Book Review: “I Can Be Anything! Don’t Tell Me I Can’t” Written and Illustrated by Diane Dillon

Husband-wife dynamic duo Leo and Diane Dillon are two of my favorite illustrators of all time. Their work has graced everything from the covers of famous novels like Garth Nix’s Sabriel and Isabel Allende’s The House of the Spirits to picture books by Virginia Hamilton and Margaret Wise Brown – and that’s just the tip of the iceberg! I have been entranced by their work since I first encountered it on my copy of Monica Furlong’s Wisechild when I was nine or ten, and now I look out for their work whenever I’m at a bookstore or library. When Leo Dillon died in 2012, I was heartbroken both at the loss of a great talent and at the idea that there might not be any more books with that magic Dillon touch – the pair had always worked together.

That’s why I was beyond excited for the chance to review I Can Be Anything! Don’t Tell Me I Can’t by Diane Dillon. Leo and Diane, as well as being prolific illustrators, also penned a number of picture books together. I Can Be Anything! marks the first time Diane has written and illustrated a children’s book without Leo, an endeavor mirrored by the book’s insistence on possibility, self-confidence, and overcoming the doubts we all secretly harbor about ourselves.



The book stars Zoe, a little girl who loves to imagine the types of things she might do as an adult: build a robot, become president, or publish a book of delicious recipes. The only thing standing in Zoe’s way is a little voice that is constantly questioning Zoe’s ability to achieve her goals.
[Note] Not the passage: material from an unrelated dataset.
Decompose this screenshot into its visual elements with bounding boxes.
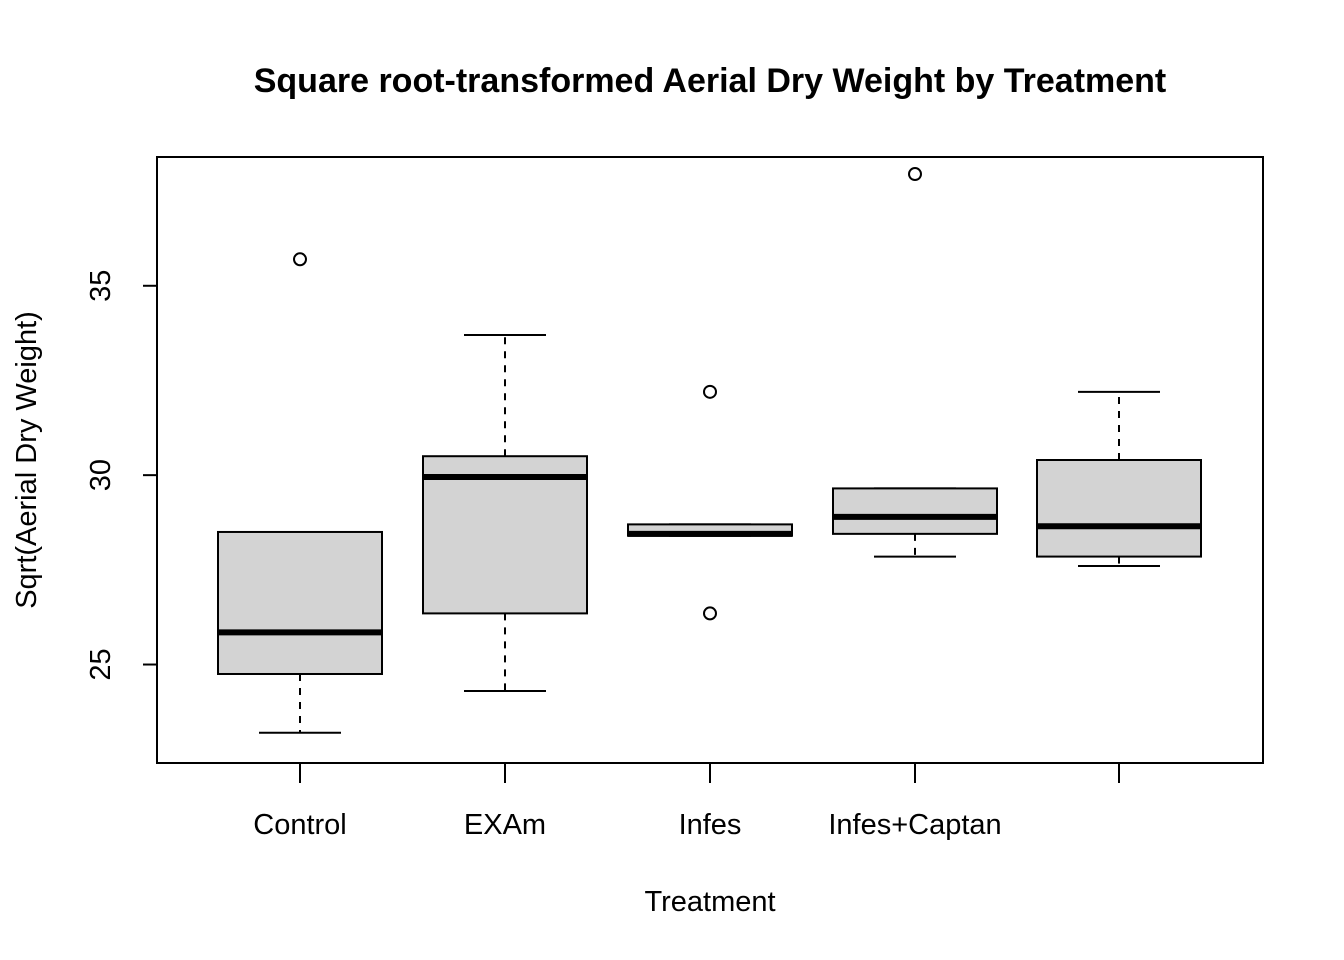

Each time Zoe dreams up new possibilities for herself, the voice questions her skills and aptitude. Nevertheless, plucky Zoe doesn’t let the voice get to her, and the book concludes with Zoe’s enthusiastic insistence that reading is the key to defeating the voice and finding her way to her dreams.



The story is cute – and I can easily imagine I Can Be Anything! becoming one of those picture books that is given to recent college graduates and young adults to help ward off imposter syndrome – but, unsurprisingly, what I really love about this book is the illustrations. Dillon’s renderings are soft, graceful, and full of life – perfectly suited to the book’s theme. This book is a gift to fans of Dillon’s art and readers everywhere who want to help children (or themselves) overcome that nagging little voice that so often gets in the way of living extraordinary lives.

A copy of this book was provided by the publisher for review.